I don't have any idea about the car.
I ... have saved around 3 times as much in the time that we have been discussing our future together despite having to pay rent and groceries (they live at home)- incomes very similar.
I guess I'm more pessimistic than most here. This jumped out at me. In the same time frame you have earned roughly the same amount but you've had to pay for the basic costs of living (rent, utilities, food) while she has had that provided for free and you have saved three time as much as she has! I'm assuming that isn't considering the car, so now their savings are less than 1/3 of yours. Unless she's been using this opportunity to very aggressively pay down student loans, I'd reconsider how 'generally good' with money your partner is. Right now essentially her entire income is 'fun money'. It isn't too hard to save money if you don't have to pay for the basics. I'd hazard a guess that a lot of folks on these forums manage to keep spending to about $100 /month/person after the basics are out of the picture.
Unless you have explicitly discussed it and made a hypothetical budget together, I'd be concerned that she doesn't have much experience budgeting and doesn't really know how car payments, mortgage, utilities, insurance, etc. will add up. Suddenly her available 'fun money' category is going to be a LOT smaller than what she is used to.
I'd also be wary of buying a house together. I'd suggest either renting together for a while, or you buy the house and she rents from you. Perhaps with some agreement stating that after you are married/civil partnershiped/ been living together more than X number of years she gets a percentage of equity in the house related to the rent she's been paying.
If you still want to buy a house together it's probably a good idea for you to sit down next to each other and write out individual detailed budgets so you both know what the situation would look like. "Honey, I can't make my half of the mortgage this month, you don't mind covering it for me do you?" Is not a situation you want to wind up in. And draw up an agreement on how ownership of the house would work. My roommate and I have been considering buying a house together if the right one comes on the market and we have been making a list of 'what ifs' that we will put into a contract if we end up buying a house (what if: one of us dies, one wants to move in a SO, one wants to move out, one wants to sell one doesn't, one want's to lease their part of the house, one of us does more labor fixing it up, we disagree on rehab/repairs, major work needs to be done and only one of us can afford to pay for it, one of us loses a job, etc.)
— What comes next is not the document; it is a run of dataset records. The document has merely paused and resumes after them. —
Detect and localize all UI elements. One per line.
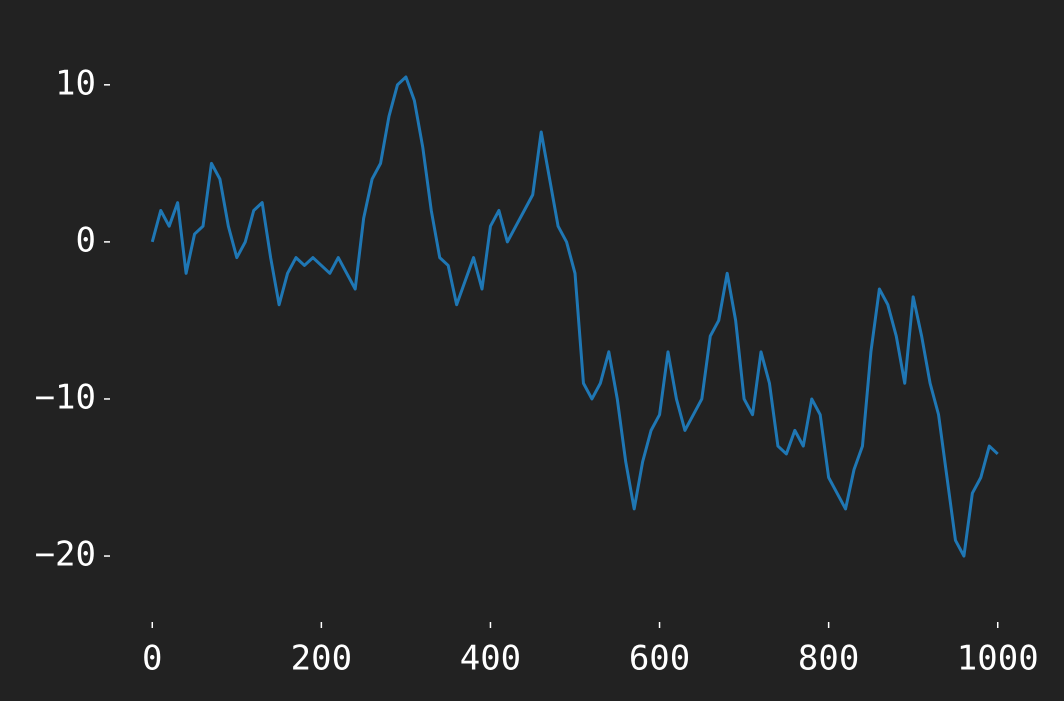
data-line [150,75,999,558]
x-tick-label: 600 [629,639,690,679]
x-tick-label: 800 [798,639,859,679]
y-tick-label: −20 [35,535,96,575]
x-tick-label: 0 [142,639,162,679]
x-tick-label: 200 [291,639,352,679]
x-tick-label: 1000 [957,639,1039,679]
y-tick-label: 0 [76,220,96,260]
x-tick-label: 400 [460,639,521,679]
y-tick-label: −10 [35,377,96,417]
y-tick-label: 10 [55,63,96,103]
Disclaimer: I'm probably extra grumpy about money and relationships. I just got out of a relationship where money was one of our issues and I also felt a lot of confusion about whether my concern was justified or if I was being controlling. Financial concerns didn't become an issue until we seriously started thinking about combining our lives, but (fortunately) everything went south before we moved in together. Because of our disagreements about money, I found MMM, so something good came out of all of it.